Und die wurden wohl längst auch schon tätig. Russische und amerikanische Geheimdienste verdächtigen sich gegenseitig, mit Hackermethoden zu schnüffeln oder Sabotage zu betreiben. Von Amerikanern und Briten weiß man es inzwischen recht genau (Echelon), und das russische "Signal Intelligence"-Netzwerk wird sich bemühen, nicht ins Hintertreffen zu geraten.
Insbesondere Putin werden - über seine alten KGB-Verbindungen - beste Kenntnisse und Kontakte zu Hackern nachgesagt: FAPSI gehört neben der CIA zu den Geheimdiensten, die öffentlich um Hacker-Nachwuchs werben. Offensiv setzte der Kreml Hacker unter anderem im Tschetschenien-Konflikt ein, und auch der Verdacht, dass Hacker in Putins Diensten im März 2000 die Veröffentlichung skandalöser Fakten über seine Wahlkampfmethoden und über Korruption in seiner Regierung verhinderten, wurde nie entkräftet.
Dass es in der Vergangenheit zu erfolgreichen Hacks in russische Regierungs- und Behördenrechner kam, ist bekannt, wenn auch weniger gut dokumentiert als in Amerika. Dem Kreml direkt zugeordnete Server erwiesen sich bisher als "dicht", und ob dem tatsächlich so ist, das will die FAPSI wohl nun ganz genau wissen.

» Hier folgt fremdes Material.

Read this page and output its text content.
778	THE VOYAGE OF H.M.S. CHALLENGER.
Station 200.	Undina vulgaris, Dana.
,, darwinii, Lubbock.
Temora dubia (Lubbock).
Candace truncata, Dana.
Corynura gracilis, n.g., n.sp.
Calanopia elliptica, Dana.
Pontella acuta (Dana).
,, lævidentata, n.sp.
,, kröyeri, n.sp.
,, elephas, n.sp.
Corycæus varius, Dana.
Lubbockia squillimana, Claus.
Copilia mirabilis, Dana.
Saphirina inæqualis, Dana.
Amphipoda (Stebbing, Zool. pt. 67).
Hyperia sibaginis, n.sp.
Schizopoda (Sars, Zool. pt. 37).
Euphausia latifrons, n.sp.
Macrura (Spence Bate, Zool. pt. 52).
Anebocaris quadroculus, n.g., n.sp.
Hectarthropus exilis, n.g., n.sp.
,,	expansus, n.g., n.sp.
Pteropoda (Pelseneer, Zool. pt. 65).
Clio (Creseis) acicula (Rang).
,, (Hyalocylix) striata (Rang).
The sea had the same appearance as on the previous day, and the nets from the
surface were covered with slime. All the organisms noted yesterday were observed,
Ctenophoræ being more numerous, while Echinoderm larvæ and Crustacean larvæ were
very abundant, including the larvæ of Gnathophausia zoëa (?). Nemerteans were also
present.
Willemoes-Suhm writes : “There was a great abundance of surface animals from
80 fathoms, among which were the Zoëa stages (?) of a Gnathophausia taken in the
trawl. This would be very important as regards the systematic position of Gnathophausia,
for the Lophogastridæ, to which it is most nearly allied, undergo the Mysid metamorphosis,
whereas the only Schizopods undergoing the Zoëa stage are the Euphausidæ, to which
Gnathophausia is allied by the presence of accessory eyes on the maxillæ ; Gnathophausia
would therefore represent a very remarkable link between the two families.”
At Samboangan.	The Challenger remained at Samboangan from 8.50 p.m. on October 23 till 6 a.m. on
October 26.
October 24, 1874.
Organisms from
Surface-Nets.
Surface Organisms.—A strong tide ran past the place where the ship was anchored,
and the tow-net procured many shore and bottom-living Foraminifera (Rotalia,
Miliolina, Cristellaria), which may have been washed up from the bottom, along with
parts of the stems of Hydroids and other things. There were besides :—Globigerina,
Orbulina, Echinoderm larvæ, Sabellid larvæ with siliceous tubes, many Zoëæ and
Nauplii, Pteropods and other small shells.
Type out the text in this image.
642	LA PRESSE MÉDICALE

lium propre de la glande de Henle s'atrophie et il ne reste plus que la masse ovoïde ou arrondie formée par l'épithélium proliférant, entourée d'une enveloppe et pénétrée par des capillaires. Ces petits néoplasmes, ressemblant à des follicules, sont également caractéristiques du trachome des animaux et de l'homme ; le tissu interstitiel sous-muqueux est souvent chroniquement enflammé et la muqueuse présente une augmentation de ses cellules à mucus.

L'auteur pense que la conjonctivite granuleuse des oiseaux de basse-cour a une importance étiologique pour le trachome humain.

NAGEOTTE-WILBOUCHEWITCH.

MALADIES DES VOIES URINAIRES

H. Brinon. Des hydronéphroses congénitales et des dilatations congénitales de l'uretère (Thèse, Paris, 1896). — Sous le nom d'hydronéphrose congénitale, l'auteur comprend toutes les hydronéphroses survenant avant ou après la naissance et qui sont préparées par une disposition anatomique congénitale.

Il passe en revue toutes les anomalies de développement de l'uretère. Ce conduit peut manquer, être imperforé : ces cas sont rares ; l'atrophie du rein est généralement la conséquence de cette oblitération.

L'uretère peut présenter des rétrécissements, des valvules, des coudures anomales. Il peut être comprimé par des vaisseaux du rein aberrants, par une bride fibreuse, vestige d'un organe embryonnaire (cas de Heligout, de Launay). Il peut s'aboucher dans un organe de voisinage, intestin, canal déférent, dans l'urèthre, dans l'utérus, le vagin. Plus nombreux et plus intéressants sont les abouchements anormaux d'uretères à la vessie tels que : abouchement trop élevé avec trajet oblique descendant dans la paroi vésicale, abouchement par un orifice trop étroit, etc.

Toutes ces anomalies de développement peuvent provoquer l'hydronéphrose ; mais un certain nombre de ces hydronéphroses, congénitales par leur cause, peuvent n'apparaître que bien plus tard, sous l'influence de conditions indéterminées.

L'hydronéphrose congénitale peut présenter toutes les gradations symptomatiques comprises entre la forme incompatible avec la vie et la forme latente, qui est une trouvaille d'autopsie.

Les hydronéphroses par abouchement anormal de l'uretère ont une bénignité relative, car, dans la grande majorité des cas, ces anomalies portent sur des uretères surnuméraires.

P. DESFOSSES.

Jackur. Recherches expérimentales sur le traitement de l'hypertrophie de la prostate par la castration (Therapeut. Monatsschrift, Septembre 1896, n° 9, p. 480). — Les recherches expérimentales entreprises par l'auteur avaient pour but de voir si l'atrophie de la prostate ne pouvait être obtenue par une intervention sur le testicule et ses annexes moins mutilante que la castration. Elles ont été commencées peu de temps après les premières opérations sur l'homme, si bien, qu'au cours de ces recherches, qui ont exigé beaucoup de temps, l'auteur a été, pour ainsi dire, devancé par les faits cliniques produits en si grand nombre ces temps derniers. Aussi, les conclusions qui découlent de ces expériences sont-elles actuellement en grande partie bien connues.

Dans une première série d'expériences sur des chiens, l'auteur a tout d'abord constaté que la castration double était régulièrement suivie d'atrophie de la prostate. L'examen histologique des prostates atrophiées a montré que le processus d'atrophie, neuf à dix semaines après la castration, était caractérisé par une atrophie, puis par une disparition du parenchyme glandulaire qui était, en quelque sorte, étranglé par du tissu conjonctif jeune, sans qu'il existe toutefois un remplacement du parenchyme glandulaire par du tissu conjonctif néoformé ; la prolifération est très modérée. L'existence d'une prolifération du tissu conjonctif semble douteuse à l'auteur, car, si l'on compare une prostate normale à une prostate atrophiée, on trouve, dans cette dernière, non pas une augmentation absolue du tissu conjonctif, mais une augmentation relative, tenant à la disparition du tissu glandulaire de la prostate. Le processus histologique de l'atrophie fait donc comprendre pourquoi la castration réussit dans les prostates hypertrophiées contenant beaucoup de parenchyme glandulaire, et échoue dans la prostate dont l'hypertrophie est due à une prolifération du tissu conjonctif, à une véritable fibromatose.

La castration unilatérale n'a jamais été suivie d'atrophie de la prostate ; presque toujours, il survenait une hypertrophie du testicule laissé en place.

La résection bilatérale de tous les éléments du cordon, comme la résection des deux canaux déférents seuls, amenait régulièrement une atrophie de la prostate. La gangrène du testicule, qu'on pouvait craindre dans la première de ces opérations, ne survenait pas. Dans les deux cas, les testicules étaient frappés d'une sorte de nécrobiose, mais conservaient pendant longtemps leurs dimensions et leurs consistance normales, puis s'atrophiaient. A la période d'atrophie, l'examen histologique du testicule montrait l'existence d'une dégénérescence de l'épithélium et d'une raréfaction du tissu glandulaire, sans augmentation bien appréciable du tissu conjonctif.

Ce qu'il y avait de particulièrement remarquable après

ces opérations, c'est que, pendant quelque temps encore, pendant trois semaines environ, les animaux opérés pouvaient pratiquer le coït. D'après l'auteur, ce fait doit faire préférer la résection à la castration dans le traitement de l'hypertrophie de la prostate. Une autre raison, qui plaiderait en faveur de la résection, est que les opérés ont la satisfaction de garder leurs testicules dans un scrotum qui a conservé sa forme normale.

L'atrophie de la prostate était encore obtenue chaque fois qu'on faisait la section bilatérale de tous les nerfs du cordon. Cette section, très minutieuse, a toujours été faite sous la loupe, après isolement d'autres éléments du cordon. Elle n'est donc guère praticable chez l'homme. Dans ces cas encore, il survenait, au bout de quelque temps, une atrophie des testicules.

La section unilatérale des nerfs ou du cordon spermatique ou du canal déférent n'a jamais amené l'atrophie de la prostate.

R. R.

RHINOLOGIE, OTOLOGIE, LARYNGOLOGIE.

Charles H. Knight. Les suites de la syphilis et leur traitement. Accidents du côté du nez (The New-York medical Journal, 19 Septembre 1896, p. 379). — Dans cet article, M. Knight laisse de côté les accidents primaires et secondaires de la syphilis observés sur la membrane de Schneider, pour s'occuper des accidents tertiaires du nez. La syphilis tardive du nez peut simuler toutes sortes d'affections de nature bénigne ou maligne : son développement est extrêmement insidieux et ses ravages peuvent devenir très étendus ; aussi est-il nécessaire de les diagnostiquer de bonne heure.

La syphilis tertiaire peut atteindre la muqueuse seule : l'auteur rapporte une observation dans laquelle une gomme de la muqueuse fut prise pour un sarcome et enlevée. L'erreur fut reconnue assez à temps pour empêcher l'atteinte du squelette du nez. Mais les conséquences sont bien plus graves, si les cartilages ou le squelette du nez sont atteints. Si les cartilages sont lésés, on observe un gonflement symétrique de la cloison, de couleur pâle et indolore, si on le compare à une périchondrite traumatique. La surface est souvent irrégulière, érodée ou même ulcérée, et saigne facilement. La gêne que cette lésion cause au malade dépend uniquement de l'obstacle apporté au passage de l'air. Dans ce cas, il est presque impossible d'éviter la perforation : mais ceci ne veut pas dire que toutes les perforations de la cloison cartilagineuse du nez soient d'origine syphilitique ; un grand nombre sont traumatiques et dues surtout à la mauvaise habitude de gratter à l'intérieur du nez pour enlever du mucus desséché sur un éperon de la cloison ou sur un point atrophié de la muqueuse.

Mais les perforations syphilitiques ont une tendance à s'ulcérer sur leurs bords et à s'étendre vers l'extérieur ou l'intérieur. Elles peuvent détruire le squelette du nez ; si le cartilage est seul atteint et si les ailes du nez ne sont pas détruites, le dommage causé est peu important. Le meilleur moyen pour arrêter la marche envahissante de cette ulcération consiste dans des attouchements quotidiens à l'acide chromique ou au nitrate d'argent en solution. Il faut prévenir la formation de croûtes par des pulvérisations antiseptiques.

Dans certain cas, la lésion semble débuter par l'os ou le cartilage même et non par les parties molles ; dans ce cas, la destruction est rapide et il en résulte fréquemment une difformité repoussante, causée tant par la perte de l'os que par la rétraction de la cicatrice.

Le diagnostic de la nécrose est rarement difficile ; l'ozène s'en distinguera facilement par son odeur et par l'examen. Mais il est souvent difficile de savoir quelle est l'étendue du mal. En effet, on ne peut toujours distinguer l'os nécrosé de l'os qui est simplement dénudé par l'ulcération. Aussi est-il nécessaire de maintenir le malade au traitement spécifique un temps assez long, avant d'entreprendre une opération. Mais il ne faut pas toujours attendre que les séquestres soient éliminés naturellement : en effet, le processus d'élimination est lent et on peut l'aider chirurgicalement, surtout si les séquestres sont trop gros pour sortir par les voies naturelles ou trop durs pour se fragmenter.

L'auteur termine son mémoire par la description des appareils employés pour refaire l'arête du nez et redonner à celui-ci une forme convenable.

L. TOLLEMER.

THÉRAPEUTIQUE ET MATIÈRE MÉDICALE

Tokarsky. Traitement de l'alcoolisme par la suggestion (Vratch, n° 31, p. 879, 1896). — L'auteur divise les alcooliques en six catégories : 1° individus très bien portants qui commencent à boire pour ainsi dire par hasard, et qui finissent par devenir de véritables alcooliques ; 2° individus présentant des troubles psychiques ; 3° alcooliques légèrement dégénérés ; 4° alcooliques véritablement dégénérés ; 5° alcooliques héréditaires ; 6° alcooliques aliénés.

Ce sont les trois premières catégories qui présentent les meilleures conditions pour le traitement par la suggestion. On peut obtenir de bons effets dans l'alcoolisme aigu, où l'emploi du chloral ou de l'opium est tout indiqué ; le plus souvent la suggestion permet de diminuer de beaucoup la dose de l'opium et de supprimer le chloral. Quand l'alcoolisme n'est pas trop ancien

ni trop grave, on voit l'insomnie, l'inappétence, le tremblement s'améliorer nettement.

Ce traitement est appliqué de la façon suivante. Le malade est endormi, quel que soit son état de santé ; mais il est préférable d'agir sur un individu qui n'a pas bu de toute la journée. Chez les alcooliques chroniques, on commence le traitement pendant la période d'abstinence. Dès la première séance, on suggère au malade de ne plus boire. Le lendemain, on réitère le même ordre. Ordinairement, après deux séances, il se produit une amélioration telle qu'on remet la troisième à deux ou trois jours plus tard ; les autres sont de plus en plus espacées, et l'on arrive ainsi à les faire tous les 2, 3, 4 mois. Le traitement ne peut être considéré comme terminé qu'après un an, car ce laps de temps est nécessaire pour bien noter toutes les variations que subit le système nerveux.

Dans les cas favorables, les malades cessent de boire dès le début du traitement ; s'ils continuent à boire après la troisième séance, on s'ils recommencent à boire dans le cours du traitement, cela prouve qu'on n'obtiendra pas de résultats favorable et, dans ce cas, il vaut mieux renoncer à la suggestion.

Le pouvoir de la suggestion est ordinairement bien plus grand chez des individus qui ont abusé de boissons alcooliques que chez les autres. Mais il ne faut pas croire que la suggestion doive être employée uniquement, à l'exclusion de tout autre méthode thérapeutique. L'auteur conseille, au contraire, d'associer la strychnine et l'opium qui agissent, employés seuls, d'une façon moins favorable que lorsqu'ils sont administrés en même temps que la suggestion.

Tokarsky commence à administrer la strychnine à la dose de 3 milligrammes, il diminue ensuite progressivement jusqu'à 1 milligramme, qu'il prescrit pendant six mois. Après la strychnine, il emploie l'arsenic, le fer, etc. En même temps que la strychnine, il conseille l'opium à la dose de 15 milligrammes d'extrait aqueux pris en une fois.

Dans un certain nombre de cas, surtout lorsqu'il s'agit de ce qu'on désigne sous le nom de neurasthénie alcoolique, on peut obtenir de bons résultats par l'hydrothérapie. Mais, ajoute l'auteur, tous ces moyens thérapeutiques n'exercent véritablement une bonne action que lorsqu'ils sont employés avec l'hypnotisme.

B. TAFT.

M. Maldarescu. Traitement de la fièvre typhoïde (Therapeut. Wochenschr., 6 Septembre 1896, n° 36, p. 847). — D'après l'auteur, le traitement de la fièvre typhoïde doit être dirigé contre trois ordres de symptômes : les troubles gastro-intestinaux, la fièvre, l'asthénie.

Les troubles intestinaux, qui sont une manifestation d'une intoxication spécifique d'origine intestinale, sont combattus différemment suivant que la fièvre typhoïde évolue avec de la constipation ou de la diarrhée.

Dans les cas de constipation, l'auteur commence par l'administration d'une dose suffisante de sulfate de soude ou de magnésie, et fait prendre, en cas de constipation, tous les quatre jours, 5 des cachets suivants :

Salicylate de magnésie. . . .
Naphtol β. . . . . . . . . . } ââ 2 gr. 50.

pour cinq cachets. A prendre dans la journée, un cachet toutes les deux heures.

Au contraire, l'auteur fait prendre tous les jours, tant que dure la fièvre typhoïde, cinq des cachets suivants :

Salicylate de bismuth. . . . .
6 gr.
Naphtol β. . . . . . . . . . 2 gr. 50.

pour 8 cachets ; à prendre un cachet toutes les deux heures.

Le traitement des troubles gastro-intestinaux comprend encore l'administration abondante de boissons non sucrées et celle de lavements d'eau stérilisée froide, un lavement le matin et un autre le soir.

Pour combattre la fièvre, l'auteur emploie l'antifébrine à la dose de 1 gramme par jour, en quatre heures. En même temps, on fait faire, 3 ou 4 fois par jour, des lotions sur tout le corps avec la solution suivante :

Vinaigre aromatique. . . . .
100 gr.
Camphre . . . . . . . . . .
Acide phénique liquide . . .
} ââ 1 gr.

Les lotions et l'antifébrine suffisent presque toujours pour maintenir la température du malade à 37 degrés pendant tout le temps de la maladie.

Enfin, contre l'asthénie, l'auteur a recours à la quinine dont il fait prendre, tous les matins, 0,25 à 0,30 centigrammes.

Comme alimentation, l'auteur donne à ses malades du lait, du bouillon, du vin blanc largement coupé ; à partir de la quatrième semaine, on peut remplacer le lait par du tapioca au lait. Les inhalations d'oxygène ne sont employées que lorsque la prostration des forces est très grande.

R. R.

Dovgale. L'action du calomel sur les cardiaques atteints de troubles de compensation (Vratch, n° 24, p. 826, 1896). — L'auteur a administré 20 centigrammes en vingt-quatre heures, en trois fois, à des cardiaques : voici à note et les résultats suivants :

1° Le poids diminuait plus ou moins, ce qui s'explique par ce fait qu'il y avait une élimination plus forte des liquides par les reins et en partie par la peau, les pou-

Verantwortlich für die Wacht über die prominente Website sind "Reaktionskräfte" der FAPSI. Was sich hinter dem diffusen Begriff verbirgt, kann man sich denken: Neben Software, die die Server schützt, hat die FAPSI offenbar IT-Sicherheitsexperten abgestellt, die auf Hacker warten und sich mit diesen messen sollen.
Putins Website bietet in ihrer offiziellen, bisher unveränderten, wenn auch schwer erreichbaren Form Reden des Präsidenten, Texte neuer Gesetze sowie aktuelle Informationen. Nach Clintonschem Vorbild darf man Putin in einer Fotogalerie beim Gassi gehen mit seinen Hunden zusehen.
Unter dem Strich ist Putins Website also nichts Besonderes, aber als Schaustück hat sie eine Doppelfunktion: Werbung für den Chef und Demonstration der Stärke der hackenden Geheimdienstler. Die IT-Sicherheitsleute des Kreml scheinen ihrer Sache sehr sicher zu sein, sonst würden sie so laut nicht trommeln. Ob ihnen die Demonstration gelingt, wird man sehen.
P.S.: Ab 15 Uhr war es zeitweilig nicht mehr möglich, die Putin-Seite aufzurufen. Ob das am überaus hohen öffentlichen Interesse an der nur in russischer Sprache veröffentlichten Seite liegt oder an anderen Faktoren, wird sich im Laufe der nächsten Tage zeigen.